Daptomycin exhibits concentration-dependent activity [3] and higher doses of daptomycin are associated with increased degree and speed of bactericidal activity [25]. Furthermore, since Enterococcus species usually have higher minimum inhibitory concentrations (MICs) of daptomycin than other Gram-positive pathogens, patients with enterococcal infections may require higher doses of daptomycin. Increasing prevalence and recognition of reduced susceptibility to glycopeptides amongst staphylococcal species is another reason why high-dose daptomycin can be a therapeutic option of interest. Others have argued that in view of the variability in pharmacokinetic parameters, MIC distribution and pharmacodynamics of important bacterial populations, high-dose daptomycin (10 mg/kg/day) could enhance clinical outcomes in complex infections [26]. In a retrospective cohort case–control analysis, clinical outcomes of patients treated with either daptomycin (8–10 mg/kg/day) or vancomycin for MRSA bacteremia with vancomycin MIC values ≥1.5 mg/L were compared [17]. The daptomycin group had a favorable outcome at 14 and 30 days. In agreement with this study, our results confirm that daptomycin doses >6 mg/kg/day with a median duration of approximately 14 days was effective in the treatment of patients with infections including endocarditis, bacteremia, skin and soft tissue infection, foreign body/prosthetic infection, and osteomyelitis. In patients with renal impairment (CrCl < 30 mL/min), the recommended dosing interval for daptomycin is every 48 h. Unlike in patients undergoing hemodialysis or continuous ambulatory peritoneal dialysis, the pharmacokinetics of daptomycin in patients receiving CRRT are similar to healthy volunteers. Therefore, dosing frequency in these patients should be every 24 h [27, 28], as reported in this registry where daptomycin was given every 24 h in 77.8% of patients on CRRT.
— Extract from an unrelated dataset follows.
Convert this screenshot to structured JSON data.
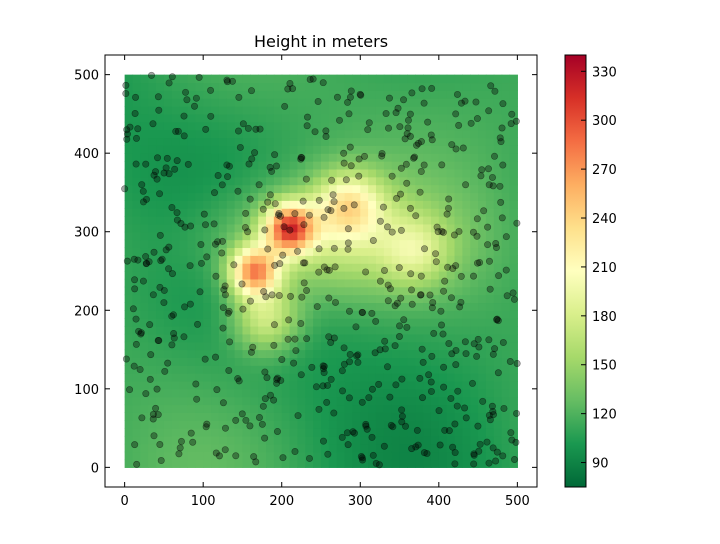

This study showed that daptomycin at doses >6 mg/kg/day was well tolerated with no new or unexpected safety findings. CPK elevation is a well-known safety signal for daptomycin, and baseline and weekly CPK measurement is recommended during high-dose daptomycin therapy. A few studies have reported CPK elevations that led to drug discontinuation due to musculoskeletal symptoms or related AEs [13, 14, 25], while others have reported high-dose daptomycin to be safe with no elevations of CPK [29, 30]. Fowler et al. [31] observed CPK elevations of 6.7% for daptomycin (6 mg/kg every 24 h) versus 0.9% for the comparator group in the complex S. aureus bacteremia and endocarditis study. In contrast, CPK elevations observed in the current study in patients treated with high-dose daptomycin were lower (2.0% and 3.0% in the >6 to <8 and ≥8 mg/kg/day groups, respectively). Muscular events were rare and seemed to be similar in the three dose groups.

The limitations of this study include the inherent limitations that are expected in real-world observational studies, which include non-randomized trial design, non-blinded interpretation of results, and the subjective assessments of clinical outcomes as determined by individual investigators.

Conclusion

High-dose daptomycin (>6 mg/kg/day) exhibited good safety and tolerability profile. These findings, combined with high success rates in a large spectrum of infections and against a wide range of pathogens, suggest that high-dose daptomycin (>6 mg/kg/day) is a therapeutic option in patients with difficult-to-treat infections and may provide better outcome for some infections.